At a July rally in Grenville, NC, he listened to chants of “send her back” directed at Minnesota freshman Democrat Rep. Ilhan Omar. Omar is a naturalized U.S. citizen who came here with her family as a child and a vocal critic of Trump. He also attacked three American-born Democratic members of congress U.S. Rep. Ayanna Pressley (D-MA) who is black, Alexandria Ocasio-Cortez (D-NY) who is Hispanic, and Rashida Tlaib (D-MI) a Muslim. “Why don’t they go back and help fix the totally broken and crime infested places from which they came,” he tweeted.
He has recently attacked black U.S. Rep. Elijah Cummings saying his home district in Baltimore is “a disgusting, rat and rodent infested mess.” He expressed sarcastic remorse when he heard Cummings’ home was burglarized last week, saying it was “too bad.”
During a march of neo-Nazi’s and white supremacists who in Charlottesville, VA, in August 2017, there were violent clashes between them and those who opposed their message. In the aftermath of the violence, Trump said he was sure there “were very fine people” marching with the neo-Nazis and white supremacists. His words empowered the leaders of the hate groups.
He has praised assaults on reporters and called them the “enemy of the people.” He encourages violence at rallies. “If you see somebody getting ready to throw a tomato, knock the crap out of them, would you? Seriously, OK? Just knock the hell ... I promise you I will pay for the legal fees. I promise, I promise,” he said Feb. 1, 2016.
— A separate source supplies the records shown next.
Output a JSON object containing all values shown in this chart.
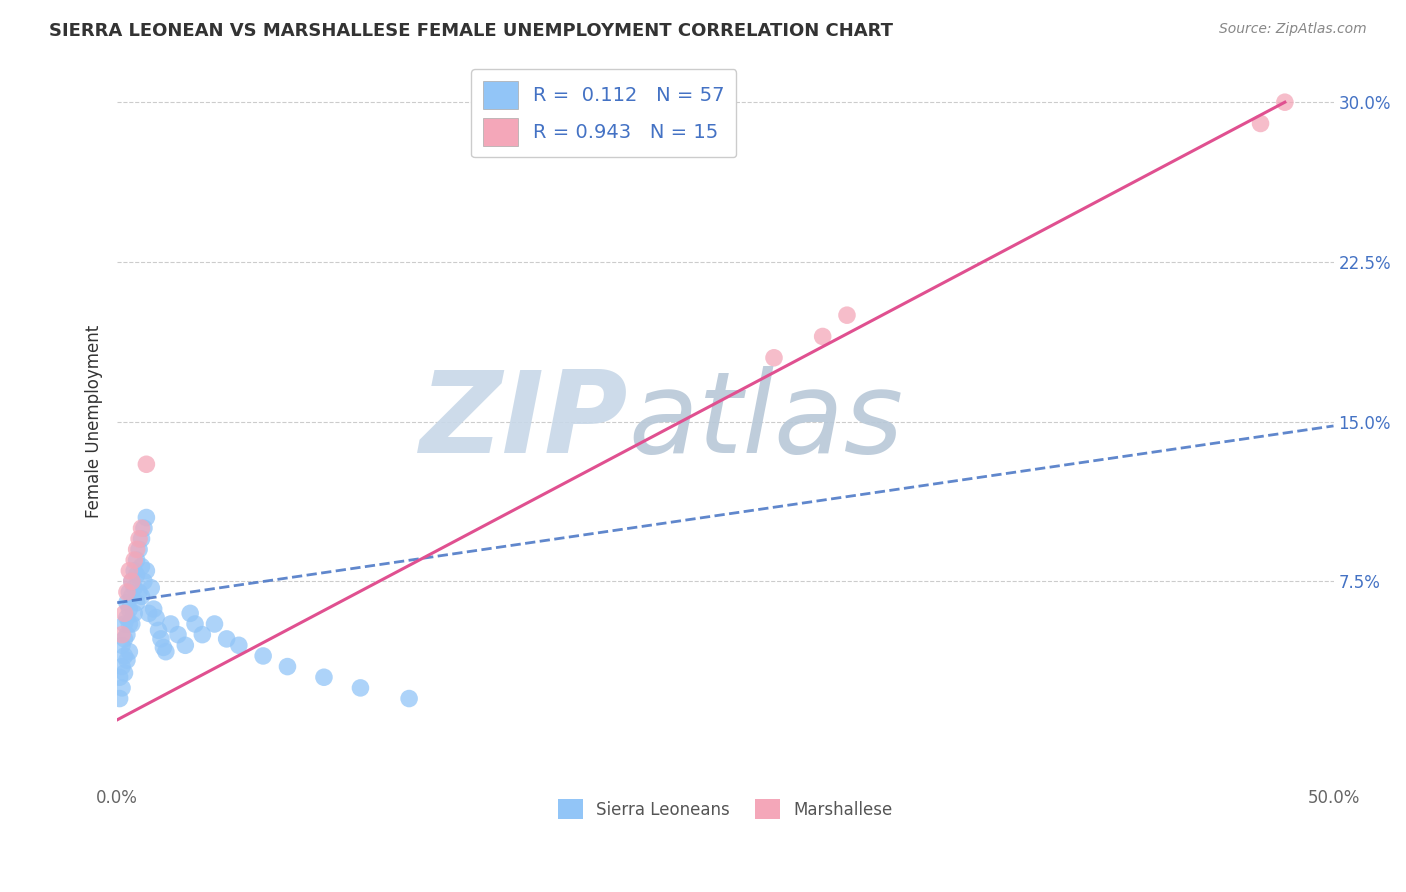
{
  "title": "SIERRA LEONEAN VS MARSHALLESE FEMALE UNEMPLOYMENT CORRELATION CHART",
  "source": "Source: ZipAtlas.com",
  "ylabel": "Female Unemployment",
  "xlim": [
    0.0,
    0.5
  ],
  "ylim": [
    -0.02,
    0.32
  ],
  "xticks": [
    0.0,
    0.1,
    0.2,
    0.3,
    0.4,
    0.5
  ],
  "xtick_labels": [
    "0.0%",
    "",
    "",
    "",
    "",
    "50.0%"
  ],
  "yticks": [
    0.0,
    0.075,
    0.15,
    0.225,
    0.3
  ],
  "ytick_labels": [
    "",
    "7.5%",
    "15.0%",
    "22.5%",
    "30.0%"
  ],
  "sierra_R": 0.112,
  "sierra_N": 57,
  "marshall_R": 0.943,
  "marshall_N": 15,
  "sierra_color": "#92c5f7",
  "marshall_color": "#f4a7b9",
  "sierra_line_color": "#4472c4",
  "marshall_line_color": "#e05090",
  "watermark_zip": "ZIP",
  "watermark_atlas": "atlas",
  "watermark_color_zip": "#c8d8e8",
  "watermark_color_atlas": "#b8c8d8",
  "legend_label_1": "Sierra Leoneans",
  "legend_label_2": "Marshallese",
  "sl_x": [
    0.001,
    0.001,
    0.002,
    0.002,
    0.002,
    0.003,
    0.003,
    0.003,
    0.003,
    0.004,
    0.004,
    0.004,
    0.004,
    0.005,
    0.005,
    0.005,
    0.005,
    0.006,
    0.006,
    0.006,
    0.007,
    0.007,
    0.007,
    0.008,
    0.008,
    0.008,
    0.009,
    0.009,
    0.01,
    0.01,
    0.01,
    0.011,
    0.011,
    0.012,
    0.012,
    0.013,
    0.014,
    0.015,
    0.016,
    0.017,
    0.018,
    0.019,
    0.02,
    0.022,
    0.025,
    0.028,
    0.03,
    0.032,
    0.035,
    0.04,
    0.045,
    0.05,
    0.06,
    0.07,
    0.085,
    0.1,
    0.12
  ],
  "sl_y": [
    0.03,
    0.02,
    0.045,
    0.035,
    0.025,
    0.055,
    0.048,
    0.04,
    0.032,
    0.065,
    0.058,
    0.05,
    0.038,
    0.07,
    0.062,
    0.055,
    0.042,
    0.075,
    0.068,
    0.055,
    0.08,
    0.072,
    0.06,
    0.085,
    0.078,
    0.065,
    0.09,
    0.07,
    0.095,
    0.082,
    0.068,
    0.1,
    0.075,
    0.105,
    0.08,
    0.06,
    0.072,
    0.062,
    0.058,
    0.052,
    0.048,
    0.044,
    0.042,
    0.055,
    0.05,
    0.045,
    0.06,
    0.055,
    0.05,
    0.055,
    0.048,
    0.045,
    0.04,
    0.035,
    0.03,
    0.025,
    0.02
  ],
  "ma_x": [
    0.002,
    0.003,
    0.004,
    0.005,
    0.006,
    0.007,
    0.008,
    0.009,
    0.01,
    0.012,
    0.27,
    0.29,
    0.3,
    0.47,
    0.48
  ],
  "ma_y": [
    0.05,
    0.06,
    0.07,
    0.08,
    0.075,
    0.085,
    0.09,
    0.095,
    0.1,
    0.13,
    0.18,
    0.19,
    0.2,
    0.29,
    0.3
  ],
  "sl_line_x": [
    0.0,
    0.5
  ],
  "sl_line_y": [
    0.065,
    0.148
  ],
  "ma_line_x": [
    0.0,
    0.48
  ],
  "ma_line_y": [
    0.01,
    0.3
  ]
}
Such bravado, to the screaming cheers of his crowds, seen on television and on the internet, reaches into the troubled minds of those who are at the unstable edge where they can be incited to action.
Monday morning he read a prepared piece to reporters on the shootings in El Paso and Dayton. “In one voice our nation must condemn racism, bigotry and white supremacy,” Trump said without emotion. He also warned of “the perils of the internet and social media.”
Staff-drafted political pieces meant to calm the blow back from his comments at rallies over the past years mean little coming from someone you know doesn’t feel it in his heart. It’s the politically calculated thing to do for now. He will tone down his inflammatory remarks at his rallies for a while, but these shootings will soon fade from his memory and he will again incite his crowds with racist comments. He craves the adulation that they bring him from his adoring supporters. It’s a drug for him.
Trump didn’t endorse any gun control measures that Democrats have been seeking such as universal background checks for gun and ammunition buyers, banning the sale of assault-style weapons and high-capacity magazines, and barring those with mental health issues from having guns in his speech. While he spoke of the nation’s responsibilities, he never used the word “I.” He distanced himself from responsibility by talking in the third person.
Prior to going to the El Paso WalMart the shooter posted a 2,300-word manifesto online saying “this attack is a response to the Hispanic invasion of Texas.” His words echoed Trump’s. The El Paso shooter is reported to have told investigators he wanted to “shoot as many Mexicans as he could.” Though he said he wasn’t a Democrat or Republican in his manifesto, he later said Texas would go democratic because more Hispanics were invading America.
“Presidents play a role in this country of not just consoling, but of setting a tone,” presidential historian John Meacham said on the MSNBC’s Morning Joe program Monday. “And for the last two and a half years (Trump’s role) is unacceptable.” It’s far more than unacceptable, it threatens the safety of every American.